Lexmark T652n Monochrome Laser Printer
At a Glance
Lexmark's T652n monochrome laser printer combines a speedy engine, lots of paper capacity, and a vast array of paper-handling options. But in view of its high price--$899 as of May 25, 2009--it seems a bit skimpily configured. (We have the same complaint about its similarly priced competitor, the HP LaserJet P4014n.)
Though the T652n didn't come anywhere near delivering Lexmark's promised top speed of 50 pages per minute in our tests, it was still fast. Plain-text pages printed at a swift rate of 38.2 ppm, and graphics exited at 7 ppm, a solid midrange speed. Text quality was great, but the graphical images we printed--from high-resolution photos to pie charts and line art--looked poor even for monochrome laser output: dark and rough.
The T652n comes with a 550-sheet main input tray and a 100-sheet multipurpose tray, plus a 350-sheet output tray. All components are sturdy and nicely designed. If you need more, you can take your pick from a laundry list of options, including 250-sheet ($199) and 550-sheet ($249) input trays, envelope feeders (also $249), staplers, and mailbox units. One of the few things this printer can't handle is duplexing--not even as an option; for that, you must buy its cousin, the $1149 Lexmark T652dn.
The boxy unit's other features are appealing, too. It connects via USB or ethernet; a front USB port accommodates direct input from a key drive. The intuitively designed control panel includes a four-line, backlit monochrome LCD that shows simple graphics as well as clearly written text messages and context-sensitive help.
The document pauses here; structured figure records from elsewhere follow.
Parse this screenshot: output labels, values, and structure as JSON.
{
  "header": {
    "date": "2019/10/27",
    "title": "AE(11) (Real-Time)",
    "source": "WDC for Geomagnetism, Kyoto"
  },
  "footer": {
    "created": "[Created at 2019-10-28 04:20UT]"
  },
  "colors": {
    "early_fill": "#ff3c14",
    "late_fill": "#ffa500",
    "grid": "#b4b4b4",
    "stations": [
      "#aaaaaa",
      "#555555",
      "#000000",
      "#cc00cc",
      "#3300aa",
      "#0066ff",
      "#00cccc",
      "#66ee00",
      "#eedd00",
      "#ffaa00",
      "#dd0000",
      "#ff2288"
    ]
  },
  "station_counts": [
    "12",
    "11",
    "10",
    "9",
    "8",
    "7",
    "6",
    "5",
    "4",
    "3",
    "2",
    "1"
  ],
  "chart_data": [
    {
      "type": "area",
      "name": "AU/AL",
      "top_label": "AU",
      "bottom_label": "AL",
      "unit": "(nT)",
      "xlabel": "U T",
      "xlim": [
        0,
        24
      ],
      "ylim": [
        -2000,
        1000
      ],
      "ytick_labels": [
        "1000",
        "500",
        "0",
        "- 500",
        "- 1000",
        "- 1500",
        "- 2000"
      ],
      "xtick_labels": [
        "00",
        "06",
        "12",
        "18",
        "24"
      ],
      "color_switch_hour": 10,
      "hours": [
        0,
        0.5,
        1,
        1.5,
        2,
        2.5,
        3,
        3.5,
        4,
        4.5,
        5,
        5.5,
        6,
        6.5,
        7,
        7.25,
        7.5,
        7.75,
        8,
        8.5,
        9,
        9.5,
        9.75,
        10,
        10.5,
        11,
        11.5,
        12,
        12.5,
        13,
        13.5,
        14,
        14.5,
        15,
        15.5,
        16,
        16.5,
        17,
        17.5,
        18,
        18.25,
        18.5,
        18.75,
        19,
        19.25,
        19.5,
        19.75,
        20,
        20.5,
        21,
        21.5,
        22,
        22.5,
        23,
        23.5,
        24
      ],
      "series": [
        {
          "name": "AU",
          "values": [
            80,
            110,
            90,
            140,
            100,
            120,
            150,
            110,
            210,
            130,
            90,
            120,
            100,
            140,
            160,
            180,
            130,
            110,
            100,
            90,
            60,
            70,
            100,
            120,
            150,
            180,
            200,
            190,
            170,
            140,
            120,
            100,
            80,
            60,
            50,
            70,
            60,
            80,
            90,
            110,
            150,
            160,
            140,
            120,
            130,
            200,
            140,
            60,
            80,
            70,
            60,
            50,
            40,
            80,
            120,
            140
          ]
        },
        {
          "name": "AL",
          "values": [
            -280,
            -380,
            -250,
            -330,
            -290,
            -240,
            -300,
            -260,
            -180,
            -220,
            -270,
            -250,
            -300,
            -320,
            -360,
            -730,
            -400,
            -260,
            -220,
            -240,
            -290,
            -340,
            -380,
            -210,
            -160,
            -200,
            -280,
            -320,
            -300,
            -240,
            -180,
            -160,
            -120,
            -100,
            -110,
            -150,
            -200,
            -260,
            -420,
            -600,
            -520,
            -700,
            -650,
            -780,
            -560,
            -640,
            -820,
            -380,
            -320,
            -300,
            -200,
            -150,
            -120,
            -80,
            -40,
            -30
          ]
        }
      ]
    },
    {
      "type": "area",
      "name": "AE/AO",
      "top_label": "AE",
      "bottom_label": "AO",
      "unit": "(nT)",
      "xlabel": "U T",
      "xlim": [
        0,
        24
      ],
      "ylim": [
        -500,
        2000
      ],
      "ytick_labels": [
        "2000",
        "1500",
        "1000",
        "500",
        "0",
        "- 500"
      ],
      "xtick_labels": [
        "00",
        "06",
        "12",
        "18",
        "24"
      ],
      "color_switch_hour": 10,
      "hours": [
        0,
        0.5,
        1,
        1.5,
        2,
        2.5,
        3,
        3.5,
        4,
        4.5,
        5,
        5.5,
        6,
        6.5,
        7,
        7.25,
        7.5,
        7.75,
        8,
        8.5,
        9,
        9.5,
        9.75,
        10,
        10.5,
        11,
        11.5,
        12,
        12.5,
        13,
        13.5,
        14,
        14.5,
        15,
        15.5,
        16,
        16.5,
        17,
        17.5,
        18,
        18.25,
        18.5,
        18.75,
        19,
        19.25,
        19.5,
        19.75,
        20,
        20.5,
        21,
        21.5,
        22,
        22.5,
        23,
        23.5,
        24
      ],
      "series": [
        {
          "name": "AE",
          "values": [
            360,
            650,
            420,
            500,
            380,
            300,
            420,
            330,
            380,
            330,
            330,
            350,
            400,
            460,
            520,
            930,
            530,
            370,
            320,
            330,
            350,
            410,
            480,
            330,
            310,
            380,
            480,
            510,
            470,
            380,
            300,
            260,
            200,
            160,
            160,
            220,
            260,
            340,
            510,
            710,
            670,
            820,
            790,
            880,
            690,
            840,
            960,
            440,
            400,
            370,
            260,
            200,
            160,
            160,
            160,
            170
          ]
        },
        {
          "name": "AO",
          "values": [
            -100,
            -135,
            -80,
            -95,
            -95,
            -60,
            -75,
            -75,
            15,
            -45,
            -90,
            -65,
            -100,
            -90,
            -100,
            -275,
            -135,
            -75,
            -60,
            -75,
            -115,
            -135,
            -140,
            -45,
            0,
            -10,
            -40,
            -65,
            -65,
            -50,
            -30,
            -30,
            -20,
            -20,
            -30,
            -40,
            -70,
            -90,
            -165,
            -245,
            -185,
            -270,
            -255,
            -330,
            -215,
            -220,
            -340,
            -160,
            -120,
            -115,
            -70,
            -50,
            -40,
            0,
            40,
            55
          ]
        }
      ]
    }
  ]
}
Toner costs for the T652n show some compassion for high-volume offices. It ships with a 10,000-page starter cartridge; returnable replacement cartridges are available in a 7000-page standard size for $153.84 (or 2.2 cents per page) and a 25,000-page high-yield size for $430.50 (or 1.7 cents per page); these are average price-per-page figures for high-volume monochrome laser printers.
In contrast to Lexmark's usually excellent documentation, the T652n's poster-size setup guide employs a largely a wordless format with illustrations that sometimes are too small to understand clearly, or lack key details. The PDF-based user guide is up to Lexmark's usual high standard. In our most recent survey of vendor Reliability and Service, readers judged Lexmark significantly below average.
Lexmark's T652n has almost everything you'd want in a high-volume printer. Its few omissions however (especially the absence of a duplexer), make its price seem excessive.